The Brown Bunny n’est pas un film chiant qui se résume à une fellation. Comme certains critiques voudraient bien le laisser penser...
C’est, d'après moi, l’un des films les plus sensibles, les plus nuancés et les plus justes que j’ai vus sur la perte de la personne qu’on aime. Justement parce que les longueurs (et non les lenteurs) qui accompagnent deux tiers du film, sont exactement la bonne recette pour amener à une fin paroxystique. Parce qu’il n’y a pas meilleure peinture de la solitude, de la peine, que de les voir se dérouler sur l’expression d’un visage, au fil d’une route pluvieuse, de les deviner dans un silence parfois pesant ou d’écouter leurs chansons dans des mélodies qu’il serait maladroit de vouloir raccourcir. Le vide tellement bien habité de la première heure du film est comme une préparation à la douleur.

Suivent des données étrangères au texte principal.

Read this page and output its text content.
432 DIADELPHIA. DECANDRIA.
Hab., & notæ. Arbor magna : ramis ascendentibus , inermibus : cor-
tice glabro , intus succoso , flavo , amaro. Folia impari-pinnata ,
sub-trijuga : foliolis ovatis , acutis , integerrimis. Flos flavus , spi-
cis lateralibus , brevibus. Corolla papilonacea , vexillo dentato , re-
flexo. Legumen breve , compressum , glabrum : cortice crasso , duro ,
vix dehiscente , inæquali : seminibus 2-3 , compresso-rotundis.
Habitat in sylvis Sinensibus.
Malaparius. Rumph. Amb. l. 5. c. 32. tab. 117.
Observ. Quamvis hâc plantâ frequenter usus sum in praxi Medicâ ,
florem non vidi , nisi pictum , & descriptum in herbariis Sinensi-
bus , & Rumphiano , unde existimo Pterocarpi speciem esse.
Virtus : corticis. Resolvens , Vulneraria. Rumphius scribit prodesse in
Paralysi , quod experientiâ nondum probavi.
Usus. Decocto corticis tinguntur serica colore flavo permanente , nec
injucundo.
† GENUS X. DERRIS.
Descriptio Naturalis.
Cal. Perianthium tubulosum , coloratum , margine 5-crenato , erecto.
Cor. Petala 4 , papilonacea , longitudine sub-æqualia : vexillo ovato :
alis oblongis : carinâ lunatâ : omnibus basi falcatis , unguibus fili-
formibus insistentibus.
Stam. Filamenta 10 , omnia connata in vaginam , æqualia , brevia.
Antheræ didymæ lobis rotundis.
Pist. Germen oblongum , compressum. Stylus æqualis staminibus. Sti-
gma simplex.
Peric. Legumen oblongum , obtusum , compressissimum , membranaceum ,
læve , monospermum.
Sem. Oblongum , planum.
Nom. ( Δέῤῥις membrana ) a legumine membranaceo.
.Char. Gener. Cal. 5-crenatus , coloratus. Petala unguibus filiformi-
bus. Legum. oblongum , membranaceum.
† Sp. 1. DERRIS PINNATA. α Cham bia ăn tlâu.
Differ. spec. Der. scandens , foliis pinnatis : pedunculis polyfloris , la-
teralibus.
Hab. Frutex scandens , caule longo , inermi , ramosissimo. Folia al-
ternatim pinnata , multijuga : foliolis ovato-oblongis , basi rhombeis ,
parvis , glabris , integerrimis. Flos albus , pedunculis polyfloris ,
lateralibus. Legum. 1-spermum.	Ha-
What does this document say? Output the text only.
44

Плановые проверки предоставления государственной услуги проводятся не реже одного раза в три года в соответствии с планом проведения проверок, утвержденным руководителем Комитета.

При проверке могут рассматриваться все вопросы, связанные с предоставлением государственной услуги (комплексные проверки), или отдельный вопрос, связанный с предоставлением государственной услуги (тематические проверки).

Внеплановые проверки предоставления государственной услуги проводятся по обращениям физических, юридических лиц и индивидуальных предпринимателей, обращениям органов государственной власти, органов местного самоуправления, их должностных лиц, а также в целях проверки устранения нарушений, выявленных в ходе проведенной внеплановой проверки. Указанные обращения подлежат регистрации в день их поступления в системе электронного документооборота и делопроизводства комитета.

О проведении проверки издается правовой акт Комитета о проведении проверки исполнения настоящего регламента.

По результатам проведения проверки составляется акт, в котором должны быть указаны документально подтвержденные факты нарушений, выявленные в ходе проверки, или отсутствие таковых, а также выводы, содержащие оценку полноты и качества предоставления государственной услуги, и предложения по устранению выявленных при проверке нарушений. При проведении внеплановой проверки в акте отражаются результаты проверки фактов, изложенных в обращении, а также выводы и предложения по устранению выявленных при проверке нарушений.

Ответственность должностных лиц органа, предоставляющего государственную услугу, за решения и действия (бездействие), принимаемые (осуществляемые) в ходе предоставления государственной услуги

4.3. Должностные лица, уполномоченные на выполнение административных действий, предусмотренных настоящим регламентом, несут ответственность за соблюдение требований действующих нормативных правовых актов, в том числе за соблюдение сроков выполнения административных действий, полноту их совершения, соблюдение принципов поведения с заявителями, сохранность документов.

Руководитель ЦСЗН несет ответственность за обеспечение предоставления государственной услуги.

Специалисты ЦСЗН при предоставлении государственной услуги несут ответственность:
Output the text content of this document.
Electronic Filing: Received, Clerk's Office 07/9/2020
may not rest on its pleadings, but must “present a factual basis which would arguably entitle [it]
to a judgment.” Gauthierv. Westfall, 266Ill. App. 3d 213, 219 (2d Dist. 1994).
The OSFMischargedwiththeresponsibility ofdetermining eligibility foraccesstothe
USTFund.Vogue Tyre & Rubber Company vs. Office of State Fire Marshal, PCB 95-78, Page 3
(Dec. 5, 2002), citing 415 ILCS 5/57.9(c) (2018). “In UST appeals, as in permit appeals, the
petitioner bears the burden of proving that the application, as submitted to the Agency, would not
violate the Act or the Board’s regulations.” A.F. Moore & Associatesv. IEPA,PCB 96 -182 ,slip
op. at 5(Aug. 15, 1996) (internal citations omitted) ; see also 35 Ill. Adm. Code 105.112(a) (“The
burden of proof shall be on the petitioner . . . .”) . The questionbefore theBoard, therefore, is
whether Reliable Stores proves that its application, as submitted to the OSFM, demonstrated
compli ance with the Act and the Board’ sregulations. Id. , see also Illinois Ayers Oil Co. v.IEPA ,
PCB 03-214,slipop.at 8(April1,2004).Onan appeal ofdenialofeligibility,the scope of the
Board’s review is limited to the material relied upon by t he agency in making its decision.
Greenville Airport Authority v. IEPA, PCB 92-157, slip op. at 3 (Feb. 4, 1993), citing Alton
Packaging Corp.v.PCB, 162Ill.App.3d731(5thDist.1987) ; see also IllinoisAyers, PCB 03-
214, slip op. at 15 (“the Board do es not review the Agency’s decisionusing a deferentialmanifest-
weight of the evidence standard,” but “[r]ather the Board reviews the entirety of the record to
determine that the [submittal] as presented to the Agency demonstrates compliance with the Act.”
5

Ce road movie entre averse battante, lignes jaunes d’autoroutes et soleil couchant est un délice visuel pour qui aime prendre la route. Bud Clay, le motard, est bizarre, certes pommé et c’est un peu de son malaise existentiel qui passe à travers l’étirement de ce temps parcouru seul sur les routes. Ses rencontres sont aussi poétiques et courtes que les noms de celles à qui elles s’amarrent : Violet, Lilly, Rose…Qui ne mènent finalement qu’à Daisy, celle qui est le motif, le moteur, la raison de tout ce qui se passe et ne se passe pas avant. De tout ce qui ne se passera plus non plus, ensuite…
Chloë Sevigny et Vincent Gallo, le couple fusionnel de ce film, en était un vrai également au moment du tournage. Aussi poignant que la débâcle de Cruise et Kidman dans Eyes wide Shut, l'histoire de Bud et Daisy étreint le cœur, particulièrement dans cet échange ultime, cette rencontre fantasmagorique qui clôt un film tout en émotions. Voir Gallo, recroquevillé comme un gamin sur ses pleurs, voir ses mains se perdre autour du visage de celle qu’il aime, l’entendre dire les mots crus que seul un amour sincère peut formuler alors même qu’il vit, dans sa bouche à elle, ce que la décence voudrait laisser à une intimité inviolable, c’est approcher de près, de très près, la vérité du couple. Sa magie comme sa détresse, ses promesses comme ses désillusions, sa force comme sa fragilité.
Un film photographique, sonore, qui se ressent, qui, comme tout bon film, emmène loin, très loin du quotidien tout en rappelant à quel point on est proche, si proche, de ce qui fait qu’un film n’est pas toujours qu’une fiction. Il y a une vérité qui est à son apogée absolue dans ce dialogue final de The Brown Bunny. Une intensité qui appuie forcément quelque part où ça fait un peu mal.
Mais puisque c’est fait avec autant d’intelligence émotionnelle, on veut bien être un peu maso pour l’occasion.